The US dollar weakened severely after the US ended the gold standard in 1971 (a system that guaranteed the value of the USD in gold).
Geopolitically, the world also faced many upheavals: the Iranian Islamic Revolution (1979) disrupted oil production, while the Afghanistan-Soviet conflict that broke out from late 1979 further aggravated the situation.
In times of instability, gold becomes a safe haven asset, attracting cash flows from individual investors and hedge funds, contributing to fueling the gold rush.
However, gold prices witnessed a sharp decline after that, lasting from late 1980 to mid-1982. From a peak of $850/ounce, prices fell to around $320/ounce, equivalent to a drop of about 62%, a huge shock to the market.
The main reason was the sharp increase in the value of the USD after the US Federal Reserve (Fed) switched to a tight monetary policy. At its peak, the basic interest rate was raised to 20% in June 1981 to curb inflation.
Along with that, market sentiment is more stable as geopolitical tensions gradually ease, causing demand for safe haven gold to decline.
In Vietnam, the domestic gold market during this period was not connected with the world due to the centrally planned economy and limited foreign exchange transactions.
World gold prices have increased sharply and then decreased sharply in the past.
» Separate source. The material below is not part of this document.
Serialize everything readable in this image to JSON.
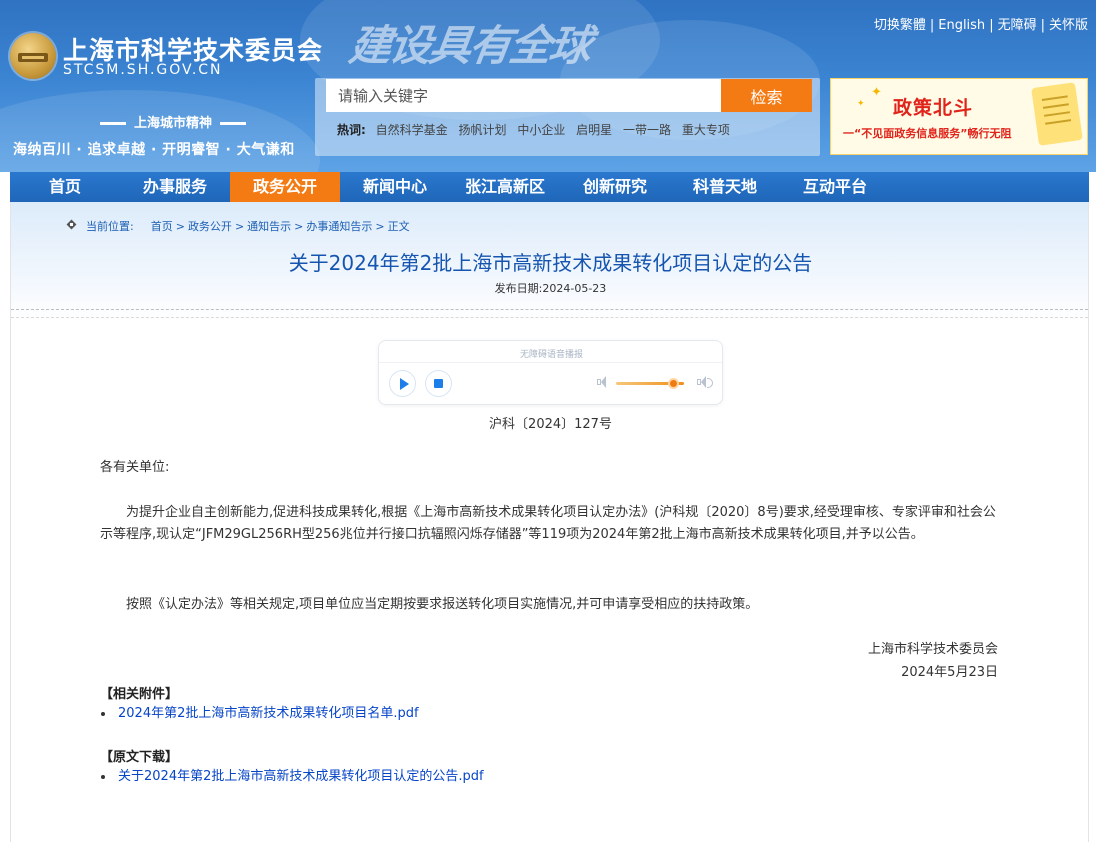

Photo: UN
The gold fever of 2010-2011 and then the decline from 2011-2015
In less than two years, from early 2010 to August 2011, the world gold price nearly doubled, from about 1,000 USD/ounce to 1,825 USD/ounce.
This price increase comes from the severe consequences of the global financial crisis of 2008-2009, when the US and European economies fell into a severe recession. The Fed maintained interest rates near 0%, while pumping money through quantitative easing (QE) programs, causing the USD to weaken and inflation expectations to rise.
At the same time, the European debt crisis, especially in Greece, has increased concerns about the global financial system. Investors are looking for a safe haven in gold. In addition, the strong demand for physical gold from China and India, along with the continuous buying of gold ETFs, has pushed the price of gold higher.
However, from a peak of $1,825 an ounce, gold prices began to fall sharply in 2013 and bottomed out at $1,060 an ounce in November 2015, almost erasing the previous gains.
The main reason comes from the change in monetary policy after the crisis. The Fed started to reduce the QE program from 2013, after pumping trillions of dollars into the economy. Inflation decreased, the USD recovered, the US economy grew again, the stock market boomed,... all of which reduced the attractiveness of gold.
Meanwhile, gold ETFs saw strong selling, while physical demand from Asia slowed. Geopolitical tensions and the European debt crisis also eased, especially after Greece reached a debt deal with the EU.
In Vietnam, the price of SJC gold fluctuated strongly, from 35 million VND/tael in 2010, increased to 49 million VND/tael in 2011, then decreased to 34 million VND/tael in 2015.
The world is aiming for 3,500 USD/ounce, SJC is aiming for 130 million: Is there a risk of collapse?
The world and domestic gold markets are experiencing a price increase that has lasted from the end of 2023 until now. From April 2024 to April 2025 alone, the world gold price has increased by nearly 60%, from 2,200 USD/ounce to 3,495 USD/ounce.
The domestic SJC gold price also skyrocketed, from VND80 million/tael (April 2024) to VND99 million/tael (April 2025) and is currently approaching VND130 million/tael.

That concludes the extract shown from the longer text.